Dazu folgender Versuchsaufbau: Sie stehen am Herd und das Öl in der Pfanne vor Ihnen entzündet sich. Die Flammen bedrohen nun mit Vehemenz die Unversehrtheit, wenn nicht gar den Fortbestand von Ihnen und Ihrer Küche.
Es ist eine Situation, die zu lösen gleichermaßen dringend wie wichtig ist. Dagegen ist der Verbleib Ihrer Augenbrauen zu diesem Zeitpunkt sekundär.
Nun befindet sich ein Eimer Wasser in Reichweite, der sich als naheliegende Lösung verkleidet hat.
„Aber nein!“, rufen nun die Informierten dazwischen, „Wasser löst eine physikalische Explosion aus!

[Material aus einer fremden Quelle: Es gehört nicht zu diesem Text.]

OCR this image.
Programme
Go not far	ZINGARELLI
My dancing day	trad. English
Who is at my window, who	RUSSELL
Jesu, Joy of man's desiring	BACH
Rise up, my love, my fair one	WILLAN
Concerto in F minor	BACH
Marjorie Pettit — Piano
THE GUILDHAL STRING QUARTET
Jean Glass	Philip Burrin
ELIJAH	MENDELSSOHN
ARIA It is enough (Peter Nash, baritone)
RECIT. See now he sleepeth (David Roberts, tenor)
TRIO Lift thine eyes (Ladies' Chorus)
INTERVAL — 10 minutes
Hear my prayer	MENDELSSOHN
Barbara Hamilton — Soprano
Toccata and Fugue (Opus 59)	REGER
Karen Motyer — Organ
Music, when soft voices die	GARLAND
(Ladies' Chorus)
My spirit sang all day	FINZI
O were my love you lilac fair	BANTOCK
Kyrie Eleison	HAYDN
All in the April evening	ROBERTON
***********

Leg den Deckel drauf!“
Kluges Innehalten versus Blinder Aktionismus:
1:0 nach (Lebens-)Verlängerung.

Für Nichtlateiner und -juristen:
Die lateinische Wendung „In dubio pro reo“ heißt „Im Zweifel für den Angeklagten“ und stellt die womöglich wichtigste Errungenschaft in der Rechtsprechung dar.
„Procrastination“ kommt vom ebenfalls lateinischen procrastinare, „vertagen“. Es beschreibt das Aufschieben von Arbeit in quasi krankhaftem Ausmaß.

Zusammengefasst heißt „In dubio procrastination“ also … ?
Aber obacht: Das ist nur gefälschtes Latein, damit der Wortwitz aufgeht.

*  mokant bedeutet spöttisch. Mein Lexikologe hat mir empfohlen, regelmäßig weniger geläufige Begriffe zu verwenden, damit mein Vokabularmuskel geschmeidig bleibt.